Kaffe Bueno, with its new biorefinery in Rødovre, aims to stop this from happening, turning the wasted coffee grounds into food and cosmetic products for consumption and thereby preventing emissions.
The biorefinery, which has €2.5 million backing from the European Innovation Council, can upcycle 500 tons of coffee grounds each year.
“Some of the food ingredients in our portfolio include prebiotic fibre (soluble and insoluble), antioxidants, clean-label caramel colours, structured fats/emulsifiers, and an encapsulation agent for bioactives and probiotics,” Juan Pablo Medina, Kaffe Bueno’s CEO and Co-Founder, told FoodNavigator.

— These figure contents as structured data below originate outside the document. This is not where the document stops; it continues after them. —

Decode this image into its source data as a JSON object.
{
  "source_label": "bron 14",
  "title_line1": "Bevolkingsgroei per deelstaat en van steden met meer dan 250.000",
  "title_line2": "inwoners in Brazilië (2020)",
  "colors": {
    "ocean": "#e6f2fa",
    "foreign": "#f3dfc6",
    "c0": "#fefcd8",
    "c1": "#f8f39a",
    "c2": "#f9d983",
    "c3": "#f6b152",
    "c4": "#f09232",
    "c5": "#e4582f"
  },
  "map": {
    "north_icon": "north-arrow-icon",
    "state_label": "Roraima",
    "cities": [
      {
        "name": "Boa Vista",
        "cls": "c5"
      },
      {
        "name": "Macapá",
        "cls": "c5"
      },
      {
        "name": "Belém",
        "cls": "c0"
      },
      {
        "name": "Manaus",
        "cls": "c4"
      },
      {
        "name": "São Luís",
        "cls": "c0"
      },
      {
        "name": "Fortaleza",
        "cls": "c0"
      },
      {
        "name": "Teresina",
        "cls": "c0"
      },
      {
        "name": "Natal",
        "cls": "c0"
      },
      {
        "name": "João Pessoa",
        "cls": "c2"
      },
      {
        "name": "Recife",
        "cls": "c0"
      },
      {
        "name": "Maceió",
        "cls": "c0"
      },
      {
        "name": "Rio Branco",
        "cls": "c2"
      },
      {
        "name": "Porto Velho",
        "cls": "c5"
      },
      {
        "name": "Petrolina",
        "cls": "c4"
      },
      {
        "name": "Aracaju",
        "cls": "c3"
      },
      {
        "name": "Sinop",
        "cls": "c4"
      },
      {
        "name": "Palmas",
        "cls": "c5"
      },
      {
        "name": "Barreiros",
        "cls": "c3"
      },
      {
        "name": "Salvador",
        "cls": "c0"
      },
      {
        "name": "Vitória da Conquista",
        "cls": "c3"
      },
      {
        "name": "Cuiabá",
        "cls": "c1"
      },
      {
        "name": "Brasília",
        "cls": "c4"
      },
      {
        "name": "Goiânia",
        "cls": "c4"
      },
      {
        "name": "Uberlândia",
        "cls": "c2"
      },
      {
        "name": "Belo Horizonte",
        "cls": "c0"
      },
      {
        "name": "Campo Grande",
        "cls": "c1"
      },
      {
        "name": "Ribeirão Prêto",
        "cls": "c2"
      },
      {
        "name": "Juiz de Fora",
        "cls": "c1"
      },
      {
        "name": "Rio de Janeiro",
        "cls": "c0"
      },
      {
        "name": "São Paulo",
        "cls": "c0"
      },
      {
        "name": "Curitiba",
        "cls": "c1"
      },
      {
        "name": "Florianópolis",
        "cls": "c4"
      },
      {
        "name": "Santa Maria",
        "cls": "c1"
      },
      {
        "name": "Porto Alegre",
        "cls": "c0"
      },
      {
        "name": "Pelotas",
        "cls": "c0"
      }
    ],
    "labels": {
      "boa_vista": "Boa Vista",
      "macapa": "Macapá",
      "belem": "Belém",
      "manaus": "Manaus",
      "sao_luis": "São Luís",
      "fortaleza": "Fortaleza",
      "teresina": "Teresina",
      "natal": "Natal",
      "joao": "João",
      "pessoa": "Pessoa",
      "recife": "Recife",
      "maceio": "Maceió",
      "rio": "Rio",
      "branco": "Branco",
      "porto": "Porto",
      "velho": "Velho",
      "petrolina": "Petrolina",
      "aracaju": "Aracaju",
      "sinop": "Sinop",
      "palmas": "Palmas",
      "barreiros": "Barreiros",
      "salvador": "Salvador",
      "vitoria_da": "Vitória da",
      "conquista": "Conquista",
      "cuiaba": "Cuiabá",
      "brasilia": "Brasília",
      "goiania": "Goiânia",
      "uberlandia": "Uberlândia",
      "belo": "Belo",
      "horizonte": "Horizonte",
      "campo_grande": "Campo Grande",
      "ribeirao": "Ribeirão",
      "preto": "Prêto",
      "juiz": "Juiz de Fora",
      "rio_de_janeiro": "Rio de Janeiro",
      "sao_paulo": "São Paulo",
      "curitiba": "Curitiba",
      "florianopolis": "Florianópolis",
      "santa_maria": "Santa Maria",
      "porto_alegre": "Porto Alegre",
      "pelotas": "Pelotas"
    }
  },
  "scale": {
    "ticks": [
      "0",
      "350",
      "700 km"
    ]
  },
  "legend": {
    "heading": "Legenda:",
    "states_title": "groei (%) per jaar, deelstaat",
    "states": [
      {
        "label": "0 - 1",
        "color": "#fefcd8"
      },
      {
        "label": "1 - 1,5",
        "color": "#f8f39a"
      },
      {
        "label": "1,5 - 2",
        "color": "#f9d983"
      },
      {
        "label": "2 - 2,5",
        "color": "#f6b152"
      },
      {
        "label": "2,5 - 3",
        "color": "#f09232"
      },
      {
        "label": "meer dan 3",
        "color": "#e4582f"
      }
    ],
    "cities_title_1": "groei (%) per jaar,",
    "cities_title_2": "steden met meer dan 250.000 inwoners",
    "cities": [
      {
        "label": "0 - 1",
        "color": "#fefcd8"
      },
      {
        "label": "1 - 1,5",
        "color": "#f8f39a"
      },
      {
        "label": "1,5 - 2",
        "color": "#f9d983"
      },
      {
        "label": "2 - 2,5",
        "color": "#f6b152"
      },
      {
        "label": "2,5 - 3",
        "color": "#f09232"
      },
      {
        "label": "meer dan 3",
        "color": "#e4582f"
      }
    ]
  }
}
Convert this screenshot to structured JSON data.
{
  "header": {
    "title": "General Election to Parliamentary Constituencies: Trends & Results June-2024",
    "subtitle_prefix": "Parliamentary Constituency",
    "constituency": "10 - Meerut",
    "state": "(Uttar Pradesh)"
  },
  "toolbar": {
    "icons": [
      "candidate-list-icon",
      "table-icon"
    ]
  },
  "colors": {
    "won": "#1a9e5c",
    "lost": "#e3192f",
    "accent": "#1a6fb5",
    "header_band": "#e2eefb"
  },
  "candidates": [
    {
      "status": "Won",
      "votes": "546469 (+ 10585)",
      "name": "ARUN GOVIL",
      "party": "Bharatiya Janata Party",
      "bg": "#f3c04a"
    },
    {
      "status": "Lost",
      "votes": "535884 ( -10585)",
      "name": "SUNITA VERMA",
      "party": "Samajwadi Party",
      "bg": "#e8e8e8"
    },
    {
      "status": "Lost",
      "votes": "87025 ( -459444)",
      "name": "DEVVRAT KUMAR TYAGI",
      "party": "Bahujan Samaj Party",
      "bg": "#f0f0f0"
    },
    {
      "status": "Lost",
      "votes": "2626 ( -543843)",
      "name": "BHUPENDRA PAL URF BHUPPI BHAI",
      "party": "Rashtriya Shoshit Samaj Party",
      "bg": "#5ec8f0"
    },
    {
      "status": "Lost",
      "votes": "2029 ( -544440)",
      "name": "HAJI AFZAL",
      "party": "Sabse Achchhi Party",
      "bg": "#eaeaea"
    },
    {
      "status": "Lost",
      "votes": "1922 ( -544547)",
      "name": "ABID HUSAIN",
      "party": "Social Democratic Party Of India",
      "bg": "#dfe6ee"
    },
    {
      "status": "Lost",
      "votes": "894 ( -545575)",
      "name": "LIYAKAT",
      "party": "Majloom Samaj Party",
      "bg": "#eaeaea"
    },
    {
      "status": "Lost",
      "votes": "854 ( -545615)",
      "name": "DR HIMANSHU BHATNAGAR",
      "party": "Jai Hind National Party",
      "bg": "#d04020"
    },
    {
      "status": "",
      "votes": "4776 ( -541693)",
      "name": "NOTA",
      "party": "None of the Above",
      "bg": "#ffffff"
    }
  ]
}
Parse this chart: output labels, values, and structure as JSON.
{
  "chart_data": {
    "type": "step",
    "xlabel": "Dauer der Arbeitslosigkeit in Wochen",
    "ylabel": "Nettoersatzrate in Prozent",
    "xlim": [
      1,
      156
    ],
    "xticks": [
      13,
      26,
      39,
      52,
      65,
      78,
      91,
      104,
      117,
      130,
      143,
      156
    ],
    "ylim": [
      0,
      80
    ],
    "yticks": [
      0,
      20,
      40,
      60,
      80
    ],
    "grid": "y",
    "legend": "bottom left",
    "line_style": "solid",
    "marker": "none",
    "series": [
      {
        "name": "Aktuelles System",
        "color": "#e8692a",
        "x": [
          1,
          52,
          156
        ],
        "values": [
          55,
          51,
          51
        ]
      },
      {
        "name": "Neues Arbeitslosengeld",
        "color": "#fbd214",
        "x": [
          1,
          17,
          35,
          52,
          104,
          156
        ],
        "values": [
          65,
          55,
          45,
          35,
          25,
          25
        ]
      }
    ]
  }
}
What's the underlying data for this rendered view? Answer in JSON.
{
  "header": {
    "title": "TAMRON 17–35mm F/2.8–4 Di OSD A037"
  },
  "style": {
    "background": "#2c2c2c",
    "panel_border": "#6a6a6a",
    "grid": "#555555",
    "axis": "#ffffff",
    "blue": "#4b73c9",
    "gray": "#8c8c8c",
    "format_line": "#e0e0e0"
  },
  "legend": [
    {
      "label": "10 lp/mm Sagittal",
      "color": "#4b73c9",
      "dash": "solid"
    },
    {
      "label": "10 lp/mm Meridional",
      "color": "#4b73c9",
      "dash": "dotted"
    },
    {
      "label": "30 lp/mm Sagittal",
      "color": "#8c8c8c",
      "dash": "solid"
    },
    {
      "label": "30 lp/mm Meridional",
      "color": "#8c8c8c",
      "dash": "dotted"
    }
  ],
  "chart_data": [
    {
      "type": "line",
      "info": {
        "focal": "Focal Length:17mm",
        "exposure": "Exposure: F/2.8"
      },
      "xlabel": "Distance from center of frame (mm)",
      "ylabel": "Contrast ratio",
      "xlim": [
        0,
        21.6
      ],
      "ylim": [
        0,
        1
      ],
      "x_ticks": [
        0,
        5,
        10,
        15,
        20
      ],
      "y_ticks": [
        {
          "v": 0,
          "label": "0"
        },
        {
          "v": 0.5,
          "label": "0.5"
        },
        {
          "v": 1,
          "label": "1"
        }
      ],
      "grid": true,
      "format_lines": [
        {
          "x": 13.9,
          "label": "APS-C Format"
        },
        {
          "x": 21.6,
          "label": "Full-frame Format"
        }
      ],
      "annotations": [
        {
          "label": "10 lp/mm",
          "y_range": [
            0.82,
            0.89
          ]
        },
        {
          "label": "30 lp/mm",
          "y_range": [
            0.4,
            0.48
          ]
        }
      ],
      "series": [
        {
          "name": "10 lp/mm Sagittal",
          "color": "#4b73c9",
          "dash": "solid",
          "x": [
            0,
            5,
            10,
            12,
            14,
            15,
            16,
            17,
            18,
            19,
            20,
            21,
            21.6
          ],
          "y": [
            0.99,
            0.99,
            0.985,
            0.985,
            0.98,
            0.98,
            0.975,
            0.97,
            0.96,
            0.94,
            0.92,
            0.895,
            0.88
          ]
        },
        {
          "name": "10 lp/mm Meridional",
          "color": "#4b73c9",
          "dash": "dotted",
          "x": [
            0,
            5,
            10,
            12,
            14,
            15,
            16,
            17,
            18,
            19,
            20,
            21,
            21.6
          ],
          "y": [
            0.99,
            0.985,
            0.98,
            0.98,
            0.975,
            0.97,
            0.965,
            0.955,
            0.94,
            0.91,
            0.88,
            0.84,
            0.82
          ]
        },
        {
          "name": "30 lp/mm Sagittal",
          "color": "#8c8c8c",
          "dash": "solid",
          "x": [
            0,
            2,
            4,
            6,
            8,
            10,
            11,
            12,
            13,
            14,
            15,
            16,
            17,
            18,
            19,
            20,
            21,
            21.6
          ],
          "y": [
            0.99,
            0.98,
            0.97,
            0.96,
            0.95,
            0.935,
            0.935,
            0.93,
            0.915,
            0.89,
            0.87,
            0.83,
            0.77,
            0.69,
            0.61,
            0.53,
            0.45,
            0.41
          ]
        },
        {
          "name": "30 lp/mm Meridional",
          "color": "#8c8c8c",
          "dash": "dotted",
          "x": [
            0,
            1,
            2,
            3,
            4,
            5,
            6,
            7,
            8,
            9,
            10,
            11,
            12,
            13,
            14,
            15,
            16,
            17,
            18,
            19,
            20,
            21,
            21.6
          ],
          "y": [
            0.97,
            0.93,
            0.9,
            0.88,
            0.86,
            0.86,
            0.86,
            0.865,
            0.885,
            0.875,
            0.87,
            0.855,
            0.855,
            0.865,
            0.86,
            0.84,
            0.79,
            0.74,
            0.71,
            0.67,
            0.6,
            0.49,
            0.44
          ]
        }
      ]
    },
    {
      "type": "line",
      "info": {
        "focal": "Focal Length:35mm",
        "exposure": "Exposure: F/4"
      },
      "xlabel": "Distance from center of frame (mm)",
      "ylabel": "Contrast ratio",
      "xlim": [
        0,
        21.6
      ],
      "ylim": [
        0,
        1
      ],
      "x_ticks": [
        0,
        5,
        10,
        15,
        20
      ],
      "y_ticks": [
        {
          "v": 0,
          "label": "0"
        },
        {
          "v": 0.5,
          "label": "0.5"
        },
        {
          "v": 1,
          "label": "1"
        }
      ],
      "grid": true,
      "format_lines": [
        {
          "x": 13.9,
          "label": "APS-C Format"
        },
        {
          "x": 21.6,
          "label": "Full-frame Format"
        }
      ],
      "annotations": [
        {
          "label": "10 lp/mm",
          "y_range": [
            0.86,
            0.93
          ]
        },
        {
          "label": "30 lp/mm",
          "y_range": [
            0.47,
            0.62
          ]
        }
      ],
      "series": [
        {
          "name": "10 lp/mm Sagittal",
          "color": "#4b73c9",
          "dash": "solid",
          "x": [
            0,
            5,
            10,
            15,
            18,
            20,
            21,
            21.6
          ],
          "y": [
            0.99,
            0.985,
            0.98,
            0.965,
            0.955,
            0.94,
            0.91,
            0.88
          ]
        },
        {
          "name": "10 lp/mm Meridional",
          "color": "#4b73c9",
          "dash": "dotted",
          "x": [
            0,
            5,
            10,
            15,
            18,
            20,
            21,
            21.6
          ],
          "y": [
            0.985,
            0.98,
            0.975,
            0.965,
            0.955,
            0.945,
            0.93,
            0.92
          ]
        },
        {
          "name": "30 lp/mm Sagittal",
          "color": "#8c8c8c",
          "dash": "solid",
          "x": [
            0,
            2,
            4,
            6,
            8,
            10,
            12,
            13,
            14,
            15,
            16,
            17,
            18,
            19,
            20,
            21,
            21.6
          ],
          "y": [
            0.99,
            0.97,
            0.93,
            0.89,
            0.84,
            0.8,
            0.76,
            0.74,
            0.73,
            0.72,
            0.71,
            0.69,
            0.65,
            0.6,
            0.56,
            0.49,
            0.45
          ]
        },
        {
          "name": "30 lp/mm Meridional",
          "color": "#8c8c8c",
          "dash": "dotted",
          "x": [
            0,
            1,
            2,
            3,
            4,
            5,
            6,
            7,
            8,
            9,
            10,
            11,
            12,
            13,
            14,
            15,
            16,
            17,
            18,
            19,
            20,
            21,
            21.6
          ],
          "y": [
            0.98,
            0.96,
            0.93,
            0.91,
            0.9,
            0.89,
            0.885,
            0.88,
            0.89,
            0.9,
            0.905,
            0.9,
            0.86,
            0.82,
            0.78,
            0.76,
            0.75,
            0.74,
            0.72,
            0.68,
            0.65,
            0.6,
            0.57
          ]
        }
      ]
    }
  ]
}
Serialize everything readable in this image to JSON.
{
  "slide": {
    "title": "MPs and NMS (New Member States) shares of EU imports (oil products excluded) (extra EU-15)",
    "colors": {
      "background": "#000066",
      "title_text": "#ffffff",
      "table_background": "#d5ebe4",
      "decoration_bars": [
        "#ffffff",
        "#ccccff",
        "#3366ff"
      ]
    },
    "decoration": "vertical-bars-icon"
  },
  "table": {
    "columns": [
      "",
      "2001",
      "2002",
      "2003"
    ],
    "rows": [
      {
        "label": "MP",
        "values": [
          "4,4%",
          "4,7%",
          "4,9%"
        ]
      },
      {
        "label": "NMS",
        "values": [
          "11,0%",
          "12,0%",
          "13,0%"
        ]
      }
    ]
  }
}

As well as creating products, the biorefinery also works to prevent the emissions that would have come from the coffee grounds had they not been upcycled. One of the greenhouse gasses coffee grounds usually emits is methane, which is 25 times more potent than CO2.
“We prevent this from happening,” Medina told us, “In this biorefinery, by using green chemistry and biotechnology we transform this by-product into different inputs/ingredients for personal care, human and animal nutrition and agriculture.”
The biorefinery is also able to keep emissions low in other ways. “The beauty of our solution is that not only do we reduce the emissions associated with coffee disposal but most importantly the ones associated with the ingredients we are replacing in our customer's formulations.
“Due to the fact that we don’t have any additional land (usually farming represents the biggest CO2 emissions in the value chain) plus the innovative and sustainable nature of our biorefinery processes, our ingredients have at least 80% less emissions than current than current alternatives.”
The biorefinery, which opened in Denmark on 29 September, has the potential to expand up to 1,500 tons per year of production. This is not the culmination of Kaffe Bueno’s efforts, but only the beginning.
“Our focus right now is on delivering products from newly opened biorefinery, nonetheless, thanks to the availability of spent coffee all around the world, we are currently also talking to different potential partners in Germany, Netherlands, US and South America to potentially establish the next biorefinery there,” Medina told us.
“This commercial biorefinery will have a capacity of at least 15,000 tons. The decision on this location will depend on different factors and will be decided next year.”